Poggio la tazzina: il silenzio si rompe solo con il fondo della tazza che tocca il piattino.

E ora il Gin.

Non c'è rito, non c'è magia.

Buttalo giù, tutto insieme.”

Ricordi. Ricordi di una bambina di 16 anni a cui offrivano un bicchiere di un liquore e lei, affascinata dal colore del liquido e dall' odore fruttato, lo beveva.

Se lo bevi piano fa più male”

Ma non faceva già abbastanza male? E in quel posto tutto odorava di birra e alcool. Tutto odorava di Gin, ma non c' era il Ginseng.

Tutto insieme, senza esitazione, senza sentimento.

“E' ora!”

Guido. Ancora lui.

Mi avvicino allo specchio: c' era un mazzo di rose rosso cupo, le mie preferite.

Il mio migliore amico non era potuto venire.

Ne presi una e la appuntai al corpetto.

“L' immagine è tutto.”

Quante volte lo avevo sentito?

E mi ritrovavo sempre a indossare corpetti neri con gonne svolazzanti e ampie. E le calze.

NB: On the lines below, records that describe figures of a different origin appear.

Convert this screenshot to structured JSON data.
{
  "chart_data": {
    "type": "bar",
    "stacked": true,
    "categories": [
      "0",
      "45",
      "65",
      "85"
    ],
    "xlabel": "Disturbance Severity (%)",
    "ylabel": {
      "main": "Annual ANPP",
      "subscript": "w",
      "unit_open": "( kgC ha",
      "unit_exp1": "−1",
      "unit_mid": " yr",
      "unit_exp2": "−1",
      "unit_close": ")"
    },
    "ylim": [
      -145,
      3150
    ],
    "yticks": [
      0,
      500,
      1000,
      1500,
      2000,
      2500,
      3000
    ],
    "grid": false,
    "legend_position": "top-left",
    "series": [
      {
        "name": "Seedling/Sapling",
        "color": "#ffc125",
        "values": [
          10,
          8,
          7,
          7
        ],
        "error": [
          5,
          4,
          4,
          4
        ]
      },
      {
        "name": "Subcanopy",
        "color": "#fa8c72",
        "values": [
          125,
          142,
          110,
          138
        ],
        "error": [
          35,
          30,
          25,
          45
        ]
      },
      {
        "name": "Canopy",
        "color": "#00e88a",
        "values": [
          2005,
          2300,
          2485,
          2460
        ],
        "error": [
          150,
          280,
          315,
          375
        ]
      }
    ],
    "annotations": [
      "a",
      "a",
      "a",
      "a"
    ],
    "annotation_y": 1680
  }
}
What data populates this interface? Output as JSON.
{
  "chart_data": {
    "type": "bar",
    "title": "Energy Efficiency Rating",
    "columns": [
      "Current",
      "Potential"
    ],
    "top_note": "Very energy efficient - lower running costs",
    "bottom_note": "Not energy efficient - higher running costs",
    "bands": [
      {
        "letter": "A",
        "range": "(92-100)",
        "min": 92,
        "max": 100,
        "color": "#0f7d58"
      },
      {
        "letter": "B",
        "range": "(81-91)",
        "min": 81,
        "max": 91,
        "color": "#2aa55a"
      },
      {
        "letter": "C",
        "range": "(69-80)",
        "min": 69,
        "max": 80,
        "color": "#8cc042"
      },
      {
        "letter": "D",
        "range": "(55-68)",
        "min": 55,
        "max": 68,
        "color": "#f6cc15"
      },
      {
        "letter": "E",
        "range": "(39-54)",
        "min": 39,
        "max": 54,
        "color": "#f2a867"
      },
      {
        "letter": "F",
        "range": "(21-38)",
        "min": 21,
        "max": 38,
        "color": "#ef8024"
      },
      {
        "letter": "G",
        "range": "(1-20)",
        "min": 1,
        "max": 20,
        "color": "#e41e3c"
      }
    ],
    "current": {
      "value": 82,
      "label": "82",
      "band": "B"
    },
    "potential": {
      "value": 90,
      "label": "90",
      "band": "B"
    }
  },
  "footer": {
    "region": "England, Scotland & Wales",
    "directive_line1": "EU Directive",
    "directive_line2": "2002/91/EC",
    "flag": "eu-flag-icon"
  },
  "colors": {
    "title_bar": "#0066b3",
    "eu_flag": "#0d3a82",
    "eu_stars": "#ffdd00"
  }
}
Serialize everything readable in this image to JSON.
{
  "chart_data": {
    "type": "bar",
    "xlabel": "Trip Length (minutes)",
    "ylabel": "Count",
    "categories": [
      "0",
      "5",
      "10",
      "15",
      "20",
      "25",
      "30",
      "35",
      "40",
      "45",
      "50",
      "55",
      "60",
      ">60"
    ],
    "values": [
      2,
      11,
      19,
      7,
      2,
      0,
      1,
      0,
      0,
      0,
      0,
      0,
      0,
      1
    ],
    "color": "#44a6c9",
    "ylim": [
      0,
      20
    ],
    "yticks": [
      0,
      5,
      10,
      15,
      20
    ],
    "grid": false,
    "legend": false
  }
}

O stappate o lavorate.

Provai a respirare: il mio seno sembrava esplodere e il mio respiro risultava stroncato.

“Guido, fammi un favore: allenta un po'.”

“Ma...”

“Non riesco a respirare, okay?”

Mani fredde a contatto con la mia pelle bollente di Gin e Ginseng.

E poi aria. Finalmente riesco a respirare.

“Adesso andiamo, tocca a noi.”

Corridoi bui sinuosi. E poi le scale.

“In bocca al lupo”

Crepi. Non lo dico, lo penso.

Crepi. Crepi come tutto.

Silenzio.

E poi, finalmente, la musica.

E le luci si accendono.

Il palco, la mia vita.

E la mia voce, la mia voce che odora di Gin e Ginseng.

Nell' ordine inverso però.

Tastiera. Poi basso. E infine chitarra.

E ora batteria.

E voce, finalmente. Il mio strumento.

Voce.

“Sei la front, tu ci metti la faccia. Quindi fai del tuo meglio per te stessa.”

La front, la ragazza che mette la faccia nella musica.

E che deve indossare abiti in cui non respira.

E indossa rossetto rosso cupo come le sue rose, con gli occhi cerchiati di nero.

Come dopo una notte insonne, come dopo una notte in cui si è bevuto solo Ginseng.

E le guance tinte con un debole rosso che stronca il bianco del volto.

Come dopo aver bevuto qualche bicchiere di Gin.